I’m still climbing that mountain, but I’m a different person than when I started at the base.  I started out holding everything in life very loosely in my hands, taking it all for granted. In time, I began hoarding what I had, trying to control it and keep it close as dreams started slipping through my fingers.  I’m learning how to live with open hands again, but I pray I do so with wisdom.

The ordinary is quite amazing, scary, and breathlessly good, if we are willing to stare it full in the face. 

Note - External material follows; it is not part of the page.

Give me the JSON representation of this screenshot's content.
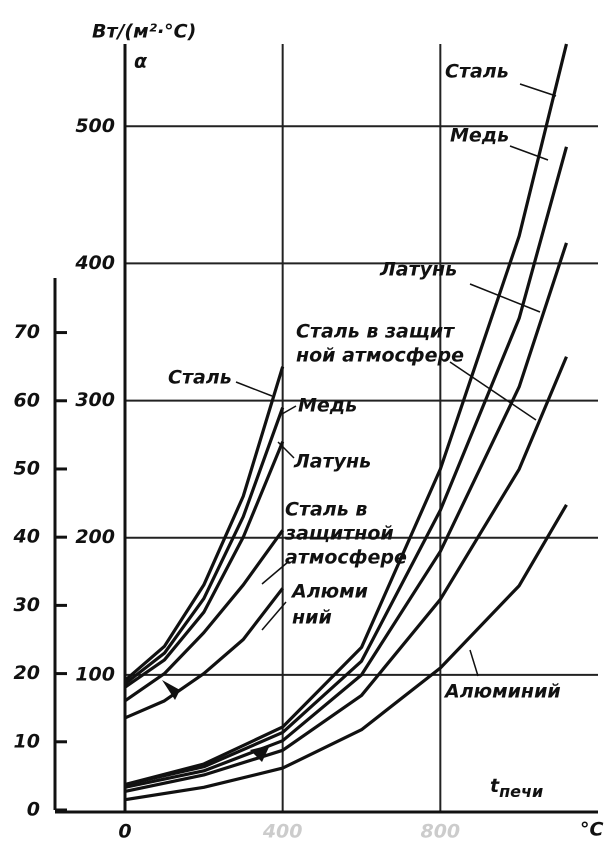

I like poignant and strong word pictures and phrases (I am a reader/writer/thinker after all), but I bristle at dramatics, over-sentimentality, and over simplified philosophies.  A philosophy of life (like, life will always work itself out) doesn’t do me much good when I’m constantly looking to invent or build a life that is not what I own.  I recently read a quote from an amazing woman that hit me full force:

Whatever was God’s providence for me, it was His to lay out and mine to obey.  No longer did I have to invent myself. ~ Dr. Rosaria Champagne Butterfield, The Unlikely Convert

No longer did I have to invent myself.  That phrase struck me so deeply this week, that I’ve been thinking about it for days.  I scribbled it on scrap paper and stuffed it between the frame and glass of the mirror that sits in our kitchen.  I wrote it across my Moleskin notebook so I won’t forget it.  A freedom from the pressure to build a masterpiece that outshines the one next to us.  I often live life with my private faith compartmentalized in one corner and my public persona in another, with my daily realities and roles of wife, mother, and self somewhere in between.  Do you do this? Along the way, I’ve put this enormous pressure on myself to be an adventurer, to forge this untraveled path of my own.  In short, to invent myself, as Rosaria states so eloquently.  It promises to be exciting and unknown and I always receive the message that if I am not a free spirit wanderer,  (or an eloquent writer of profound words) I’ve settled for “less than” in this life.  That if I’m not living the fast-paced, well-traveled life, then I’m not really “living”.  (Thank you Pinterest for solidifying this with all your simplified quotes on the meaning of life with the ocean as a backdrop.)

What if the adventure is right here, in the quiet recesses of my own heart, mind, and soul?

I’m not talking about the often over-stated idea of “just” counting your blessings, finding contentment, and being thankful for what you have.  All of those things are true, but we often say them so much, in such a flippant, off-handed way.  Or we count those blessings just to cope….to make ourselves feel better about the bad without ever really getting to close to it….like plugging our ears and closing our eyes and saying, “I’m not listening!” to what is around us, even if we are suppose to look at it and hear it and learn from it.  I’m just too used to those phrases glossing over what is going on at a deeper level, and those ideas have slowly lost their meaning for me.   Again, like saying a word over and over until it sounds nonsensical.  I’m talking about sitting and facing yourself fully, looking deeply into the soul, looking deeply into the soul of others, trudging through big, enormous questions of life, and pushing past the fear of what answers are to be found.

Often, the would-be adventurer is a wanderer, running away from their own solitude out of fear.  Don’t let that fear rule.

So I write on this blog, not because I am an eloquent writer (I mash up my phrases and edit too quickly all the time.  I use “but” and “and” as sentence starters often, which is breaking the golden rules of writing, and I am always in internal turmoil over this fact.  I am a hopeless “rusher”.  I’ve edited this post four times and I’m just ready to click publish, for crying out loud.)  I write because the soul is a combination of intellect and emotion, and this life is made up of reality and truth, and I like to find it in the ordinary corners of days and weeks and months and years. So I promise to wrestle with the questions and share what I learn, and how I fall, and how I get up, and why I can even get up.

Thank you for letting me think and live out loud.  Thank you for listening.